The law was well-intended but forced educators to focus more on classroom numbers than student performance.
Limiting the number of students per class doesn't work magic. You can have five students per class, but if the teacher is mediocre or the course material inadequate, students won't thrive. In contrast, an energetic teacher with a good support network can work wonders with a class of 30 or more.
Students do tend to do better in smaller classes. It allows teachers to give children more personal attention. It also is less stressful for teachers. Smaller class size is desirable, but hardly the overriding factor in students' success.
A Heritage Foundation study contrasted the math scores of African-American students in public and Catholic schools in Washington, D.C. Those in Catholic schools showed far more progress through the years, though the public schools had far fewer students per class.
California adopted tough class-size limits in 1996, with scant improvement in classroom performance.

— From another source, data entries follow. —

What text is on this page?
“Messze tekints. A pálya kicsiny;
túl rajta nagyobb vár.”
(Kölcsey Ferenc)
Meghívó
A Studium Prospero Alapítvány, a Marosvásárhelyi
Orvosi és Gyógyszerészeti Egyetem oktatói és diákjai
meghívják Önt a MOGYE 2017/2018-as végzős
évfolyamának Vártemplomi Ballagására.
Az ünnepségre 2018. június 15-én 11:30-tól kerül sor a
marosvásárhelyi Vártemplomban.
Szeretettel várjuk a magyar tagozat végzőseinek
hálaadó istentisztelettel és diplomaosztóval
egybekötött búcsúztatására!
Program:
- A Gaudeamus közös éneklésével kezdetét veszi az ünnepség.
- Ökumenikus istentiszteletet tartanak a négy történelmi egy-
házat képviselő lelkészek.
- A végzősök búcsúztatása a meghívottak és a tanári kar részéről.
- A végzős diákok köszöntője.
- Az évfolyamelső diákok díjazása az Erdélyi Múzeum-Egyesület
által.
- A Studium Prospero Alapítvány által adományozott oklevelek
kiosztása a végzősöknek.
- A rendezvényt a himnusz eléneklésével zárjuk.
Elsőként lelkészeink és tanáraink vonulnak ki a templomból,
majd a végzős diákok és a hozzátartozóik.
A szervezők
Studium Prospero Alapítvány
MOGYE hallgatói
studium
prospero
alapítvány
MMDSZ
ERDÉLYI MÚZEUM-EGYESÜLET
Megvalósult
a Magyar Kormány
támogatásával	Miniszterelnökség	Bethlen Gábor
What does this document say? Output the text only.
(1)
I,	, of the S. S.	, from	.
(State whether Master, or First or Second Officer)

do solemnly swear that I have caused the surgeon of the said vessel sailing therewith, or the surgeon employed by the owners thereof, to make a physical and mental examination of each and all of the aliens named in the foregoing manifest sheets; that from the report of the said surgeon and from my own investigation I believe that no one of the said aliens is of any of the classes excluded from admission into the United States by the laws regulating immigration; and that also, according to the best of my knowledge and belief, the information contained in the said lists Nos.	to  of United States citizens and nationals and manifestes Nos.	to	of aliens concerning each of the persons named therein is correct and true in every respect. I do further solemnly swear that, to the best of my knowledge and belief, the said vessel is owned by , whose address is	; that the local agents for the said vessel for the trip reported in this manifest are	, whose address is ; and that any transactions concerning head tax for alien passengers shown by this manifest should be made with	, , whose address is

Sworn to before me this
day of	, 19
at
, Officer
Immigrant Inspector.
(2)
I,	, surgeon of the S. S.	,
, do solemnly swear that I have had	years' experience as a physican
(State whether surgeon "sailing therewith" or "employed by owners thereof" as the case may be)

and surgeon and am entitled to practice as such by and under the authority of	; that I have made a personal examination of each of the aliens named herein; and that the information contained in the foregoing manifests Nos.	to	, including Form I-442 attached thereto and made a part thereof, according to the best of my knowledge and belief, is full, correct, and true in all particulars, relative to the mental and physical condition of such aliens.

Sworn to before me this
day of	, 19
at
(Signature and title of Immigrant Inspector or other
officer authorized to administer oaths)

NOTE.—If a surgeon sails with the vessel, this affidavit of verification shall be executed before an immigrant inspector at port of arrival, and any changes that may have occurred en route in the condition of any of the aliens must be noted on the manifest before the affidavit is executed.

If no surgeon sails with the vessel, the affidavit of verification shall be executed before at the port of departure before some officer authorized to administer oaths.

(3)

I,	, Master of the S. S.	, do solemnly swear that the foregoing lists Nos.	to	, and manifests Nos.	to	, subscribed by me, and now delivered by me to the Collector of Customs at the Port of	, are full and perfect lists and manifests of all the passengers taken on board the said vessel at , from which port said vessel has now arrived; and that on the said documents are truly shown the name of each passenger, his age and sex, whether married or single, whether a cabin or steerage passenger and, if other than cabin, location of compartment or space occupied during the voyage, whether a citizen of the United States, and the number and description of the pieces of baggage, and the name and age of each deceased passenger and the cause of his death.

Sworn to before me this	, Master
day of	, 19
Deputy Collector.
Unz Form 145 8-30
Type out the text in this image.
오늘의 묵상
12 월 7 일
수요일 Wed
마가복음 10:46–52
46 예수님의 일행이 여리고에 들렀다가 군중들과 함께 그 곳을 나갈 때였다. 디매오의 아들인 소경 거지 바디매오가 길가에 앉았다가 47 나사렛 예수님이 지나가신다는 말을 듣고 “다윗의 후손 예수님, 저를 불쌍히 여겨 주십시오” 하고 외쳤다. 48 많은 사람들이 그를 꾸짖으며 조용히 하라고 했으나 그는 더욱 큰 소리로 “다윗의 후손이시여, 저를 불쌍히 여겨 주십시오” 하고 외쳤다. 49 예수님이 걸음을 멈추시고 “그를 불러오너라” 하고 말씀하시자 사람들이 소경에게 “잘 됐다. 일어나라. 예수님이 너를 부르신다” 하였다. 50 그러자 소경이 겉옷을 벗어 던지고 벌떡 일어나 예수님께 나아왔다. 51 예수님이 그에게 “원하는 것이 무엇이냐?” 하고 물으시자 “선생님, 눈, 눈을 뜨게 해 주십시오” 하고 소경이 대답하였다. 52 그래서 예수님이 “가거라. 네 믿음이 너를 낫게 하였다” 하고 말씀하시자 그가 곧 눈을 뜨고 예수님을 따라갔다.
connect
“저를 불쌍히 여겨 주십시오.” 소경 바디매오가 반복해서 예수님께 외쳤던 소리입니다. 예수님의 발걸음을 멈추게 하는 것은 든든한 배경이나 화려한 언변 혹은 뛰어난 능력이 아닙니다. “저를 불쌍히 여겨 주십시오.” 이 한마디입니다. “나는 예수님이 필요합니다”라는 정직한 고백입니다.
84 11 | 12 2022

Nevada's class-size experience was similarly unimpressive.
Yet it was understandable that Florida voters embraced the class-size initiative, which was launched by Kendrick Meek, then a state senator, now a congressman running for the U.S. Senate.
It gave voters a tool, however blunt, to force lawmakers to fund public schools that had been chronically shortchanged.
School overcrowding reached a crisis point in the 1990s when many underfunded districts, including Hillsborough, were forced to cram campuses with portable classrooms.
Public outrage finally forced lawmakers to act, but voters understandably did not trust their long-term commitment.
So they supported the constitutional referendum, which allows no more than 18 students in kindergarten through third grade; 22 in grades fourth through eight; and 25 in high school. The measure has been phased in, and next year all school districts must comply with its numbers in every classroom.
This is excessive. Most schools already comply with the required numbers as overall school averages, though particular classes may exceed the limit.
The individual classroom mandate ignores the realities of class enrollments, where the number of students can go up or down through the year for a variety of reasons.
To force districts to build more classrooms and hire more teachers to prevent a class from exceeding the cap is a waste.
That is why Crist and some lawmakers favor a constitutional amendment that would establish the mandated caps as school averages. If adopted by lawmakers, it would go before voters in November.
The measure would not eliminate the class-size standards. It would make them flexible enough that taxpayers would not have to spend millions to avoid ever having a couple of extra students in a high school English class.
The state faces a possible $3 billion budget deficit this year. The rigid classroom rules are a dubious approach to education excellence in the best of times. They are an outrage during a fiscal crisis.
The Legislature should pass the constitutional amendment, and then voters should support it and bring common sense to Florida's education spending.